To summarise, one study out of the five had a statistically mean difference for the intervention compared to the control for one of its weight-related outcomes; Chen et al. (27) found a small but statistically significant mean decrease in WHtR (0.01) compared to the control group with a P-value of 0.02. The remaining findings were not statistically significant when between group analyses were conducted and, as before, displayed a degree of heterogeneity in estimates in terms of trend of direction.
Mobile Phone Communications
The third category of technology-based interventions, mobile phone communications, was explored in a single study by Nguyen et al. (29), where the effect of supplementary therapeutic contact as an additional support to a community-based weight-management programme for overweight and obese adolescents was examined [Insert Table 4]. Additional therapeutic contact took the form of telephone coaching, SMS or email communications. The control group was the weight-management programme alone. Outcomes measured were anthropometric measures, blood pressure, metabolic profile and self-reported psychosocial and lifestyle changes. Both groups demonstrated statistically significant reductions in BMI z-scores and WHtR as well as improvements in metabolic and psychosocial profiles. The study found that this technology-based intervention had no statistically significant impact on body weight, BMI, BMI z-score, WC and WHtR compared to the control group.
In terms of statistically significant findings, active video gaming was demonstrated to have had a positive impact on weight outcomes in 40% of studies (2/5).

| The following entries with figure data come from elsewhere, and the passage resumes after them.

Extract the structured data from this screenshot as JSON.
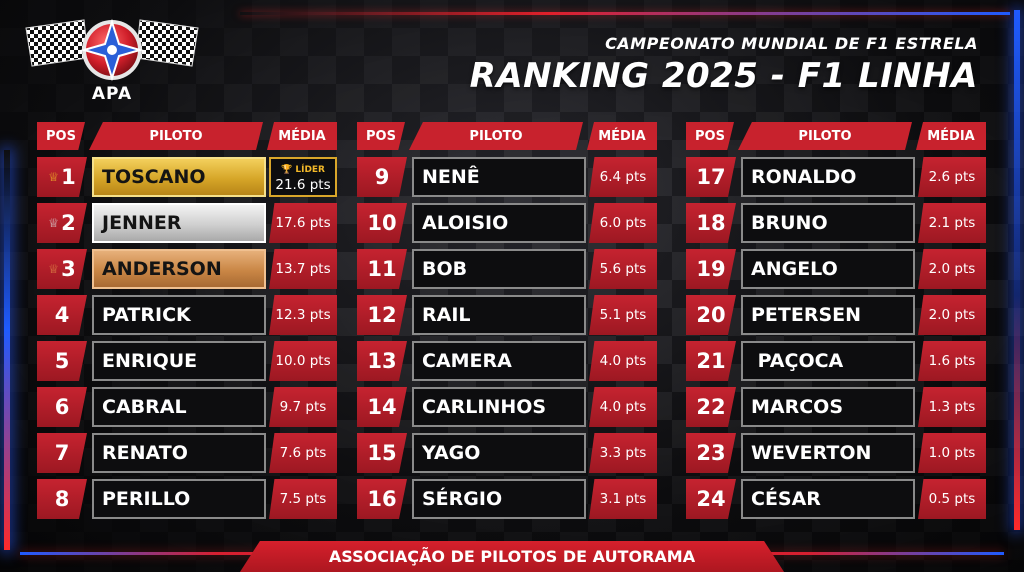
{
  "logo": {
    "text": "APA"
  },
  "header": {
    "subtitle": "CAMPEONATO MUNDIAL DE F1 ESTRELA",
    "title": "RANKING 2025 - F1 LINHA"
  },
  "columns_header": {
    "pos": "POS",
    "piloto": "PILOTO",
    "media": "MÉDIA"
  },
  "leader_badge": "LÍDER",
  "podium_colors": {
    "gold": "#d6a628",
    "silver": "#cfcfcf",
    "bronze": "#c98645"
  },
  "accent_color": "#c8222d",
  "ranking": [
    {
      "pos": "1",
      "name": "TOSCANO",
      "avg": "21.6 pts"
    },
    {
      "pos": "2",
      "name": "JENNER",
      "avg": "17.6 pts"
    },
    {
      "pos": "3",
      "name": "ANDERSON",
      "avg": "13.7 pts"
    },
    {
      "pos": "4",
      "name": "PATRICK",
      "avg": "12.3 pts"
    },
    {
      "pos": "5",
      "name": "ENRIQUE",
      "avg": "10.0 pts"
    },
    {
      "pos": "6",
      "name": "CABRAL",
      "avg": "9.7 pts"
    },
    {
      "pos": "7",
      "name": "RENATO",
      "avg": "7.6 pts"
    },
    {
      "pos": "8",
      "name": "PERILLO",
      "avg": "7.5 pts"
    },
    {
      "pos": "9",
      "name": "NENÊ",
      "avg": "6.4 pts"
    },
    {
      "pos": "10",
      "name": "ALOISIO",
      "avg": "6.0 pts"
    },
    {
      "pos": "11",
      "name": "BOB",
      "avg": "5.6 pts"
    },
    {
      "pos": "12",
      "name": "RAIL",
      "avg": "5.1 pts"
    },
    {
      "pos": "13",
      "name": "CAMERA",
      "avg": "4.0 pts"
    },
    {
      "pos": "14",
      "name": "CARLINHOS",
      "avg": "4.0 pts"
    },
    {
      "pos": "15",
      "name": "YAGO",
      "avg": "3.3 pts"
    },
    {
      "pos": "16",
      "name": "SÉRGIO",
      "avg": "3.1 pts"
    },
    {
      "pos": "17",
      "name": "RONALDO",
      "avg": "2.6 pts"
    },
    {
      "pos": "18",
      "name": "BRUNO",
      "avg": "2.1 pts"
    },
    {
      "pos": "19",
      "name": "ANGELO",
      "avg": "2.0 pts"
    },
    {
      "pos": "20",
      "name": "PETERSEN",
      "avg": "2.0 pts"
    },
    {
      "pos": "21",
      "name": " PAÇOCA",
      "avg": "1.6 pts"
    },
    {
      "pos": "22",
      "name": "MARCOS",
      "avg": "1.3 pts"
    },
    {
      "pos": "23",
      "name": "WEVERTON",
      "avg": "1.0 pts"
    },
    {
      "pos": "24",
      "name": "CÉSAR",
      "avg": "0.5 pts"
    }
  ],
  "footer": {
    "text": "ASSOCIAÇÃO DE PILOTOS DE AUTORAMA"
  }
}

However, it is important to note that, within this review, five out of eleven studies focused on the use of active video games, while only one study explored mobile phone-based interventions, and this simple disparity in number of studies conducted to date may partly account for this outcome.
Quality Assessment
When methodological quality was evaluated (22), all studies fell into the category of poor quality. Figure 3 is a pictorial risk of bias summary for each of the studies. [See Additional file 3]. Such low quality, and challenges in judging the presence of selection, performance, attrition and other bias in the included studies renders the evidence less trustworthy and creates a challenge for making reliable recommendations for future practice. The high risk of performance bias found in three studies is concerning particularly in the lack of blinding of participants and personnel.